Only more recently has the idea of layoffs been broached, with a lot more certainly to come spread out around the entire global industry.

The evidence for this is all over the labor data, too, when you look at the various series relative to their 2010s baselines. Even the CES Establishment Survey is a stunning five million below it, and that’s before we consider the looming QCEW benchmark downgrades (plural – the one for up to March 2024 which won’t be updated until February 2025 and then the next benchmark covering the current period which will near-certainly have to repeat the process).

Household Survey employment is twice as bad as CES, and its measure for full-time positions is an insane ten million below its 2010s trend. These are not consistent with a recovery.

In other words, employers brought back not nearly enough workers; and it was still too many.

Prices aren’t really the matter, incomes are. Had the labor market been able to continue growing and recovering, eventually incomes would have caught up to past prices. That would have required actual output to have recovered and it never did due to the destruction from the lockdowns. That’s the key driving force; we’re finally starting to pay the costs incurred by those.

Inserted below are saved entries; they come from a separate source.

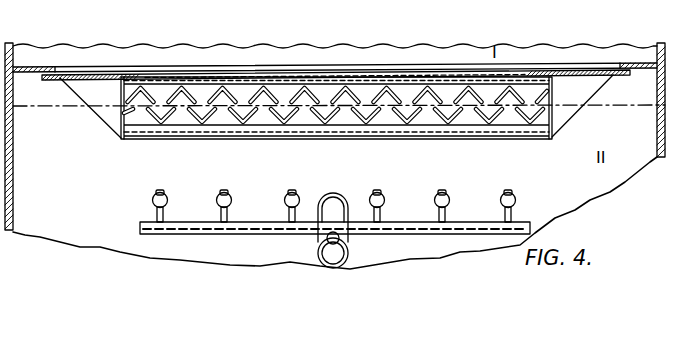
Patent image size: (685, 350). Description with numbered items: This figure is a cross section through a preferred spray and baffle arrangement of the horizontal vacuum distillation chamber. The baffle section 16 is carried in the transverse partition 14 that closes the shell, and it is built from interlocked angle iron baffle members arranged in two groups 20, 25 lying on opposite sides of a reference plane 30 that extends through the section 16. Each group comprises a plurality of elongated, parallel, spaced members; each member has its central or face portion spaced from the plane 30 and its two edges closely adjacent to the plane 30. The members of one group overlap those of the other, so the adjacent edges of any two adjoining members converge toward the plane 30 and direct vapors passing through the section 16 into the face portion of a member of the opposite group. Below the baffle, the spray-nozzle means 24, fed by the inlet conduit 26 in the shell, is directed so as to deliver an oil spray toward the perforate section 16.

The partition 14 is at (27, 75).
The perforate section 16 is at (486, 138).
The group of interlocked angle irons 20 is at (363, 112).
The spray-nozzle means 24 is at (383, 222).
The group of interlocked angle irons 25 is at (139, 99).
The inlet conduit 26 is at (348, 253).
The reference plane 30 is at (607, 103).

Authorities had reduced the economy’s potential so much (volume) that when they tried to turn it back on there wasn’t enough left of it to get all the way back. Because the world was short that potential, there wasn’t the need to fully restock on workers similar to the aftermath of 2008. The difference was nominal prices covered the deficiency for a time, convincing some companies to bring back more staff than they otherwise might have, only to now leave them with too many.

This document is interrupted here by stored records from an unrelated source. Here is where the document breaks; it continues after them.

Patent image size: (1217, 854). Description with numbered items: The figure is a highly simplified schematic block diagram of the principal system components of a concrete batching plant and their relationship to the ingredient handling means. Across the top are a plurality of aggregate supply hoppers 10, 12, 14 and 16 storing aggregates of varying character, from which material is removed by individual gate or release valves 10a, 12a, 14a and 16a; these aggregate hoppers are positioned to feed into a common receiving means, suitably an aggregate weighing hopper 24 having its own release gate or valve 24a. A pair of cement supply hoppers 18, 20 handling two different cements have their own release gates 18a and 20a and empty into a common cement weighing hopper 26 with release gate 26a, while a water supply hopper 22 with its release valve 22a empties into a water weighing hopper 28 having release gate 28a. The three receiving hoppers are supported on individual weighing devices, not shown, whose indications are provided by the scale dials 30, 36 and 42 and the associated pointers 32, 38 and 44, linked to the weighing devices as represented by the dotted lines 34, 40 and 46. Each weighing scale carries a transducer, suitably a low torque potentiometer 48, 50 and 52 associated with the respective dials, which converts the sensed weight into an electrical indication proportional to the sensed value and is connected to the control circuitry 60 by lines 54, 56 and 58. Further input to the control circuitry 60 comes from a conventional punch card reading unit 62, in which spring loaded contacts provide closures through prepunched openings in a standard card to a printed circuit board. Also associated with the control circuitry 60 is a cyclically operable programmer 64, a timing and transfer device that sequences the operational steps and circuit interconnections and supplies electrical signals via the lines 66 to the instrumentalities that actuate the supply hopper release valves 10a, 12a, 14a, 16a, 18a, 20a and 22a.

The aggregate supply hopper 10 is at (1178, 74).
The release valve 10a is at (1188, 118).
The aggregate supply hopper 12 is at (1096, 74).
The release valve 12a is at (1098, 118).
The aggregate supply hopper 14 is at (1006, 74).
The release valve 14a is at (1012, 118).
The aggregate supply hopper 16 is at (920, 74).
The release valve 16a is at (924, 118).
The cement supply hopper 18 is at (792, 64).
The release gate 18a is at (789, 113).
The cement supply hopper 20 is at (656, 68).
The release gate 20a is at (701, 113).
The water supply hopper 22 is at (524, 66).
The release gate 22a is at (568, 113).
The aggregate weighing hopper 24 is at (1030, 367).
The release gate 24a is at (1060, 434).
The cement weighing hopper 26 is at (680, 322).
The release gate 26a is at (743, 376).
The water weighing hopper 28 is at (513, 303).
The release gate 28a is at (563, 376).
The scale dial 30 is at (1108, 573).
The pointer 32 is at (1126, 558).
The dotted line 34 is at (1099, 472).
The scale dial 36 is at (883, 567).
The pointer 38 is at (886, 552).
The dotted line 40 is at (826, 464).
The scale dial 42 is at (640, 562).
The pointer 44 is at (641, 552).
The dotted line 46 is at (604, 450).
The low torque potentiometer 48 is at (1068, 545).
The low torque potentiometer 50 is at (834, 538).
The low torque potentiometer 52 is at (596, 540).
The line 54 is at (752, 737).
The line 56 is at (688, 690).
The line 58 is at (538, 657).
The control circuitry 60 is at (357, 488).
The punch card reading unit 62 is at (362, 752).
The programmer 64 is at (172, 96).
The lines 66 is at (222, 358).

Hiring has closed off as a result and only still the first step. This is far from unique to America’s workforce, either, as one Economist in China has become an internet sensation for highlighting youth unemployment over there after lack of hiring has left the younger Chinese generation as an unwilling sore spot in China’s attempted recovery.

Prolonged periods when no one gets hired (only slight hyperbole) are devastating in very real ways that go under- if not entirely unappreciated because, as I said, we aren’t wired to, nor are statistics made to, fully recognize how important something is when it doesn’t happen.

But that’s exactly what the data does show. Hiring doesn’t happen and the consequences are piling up. Again.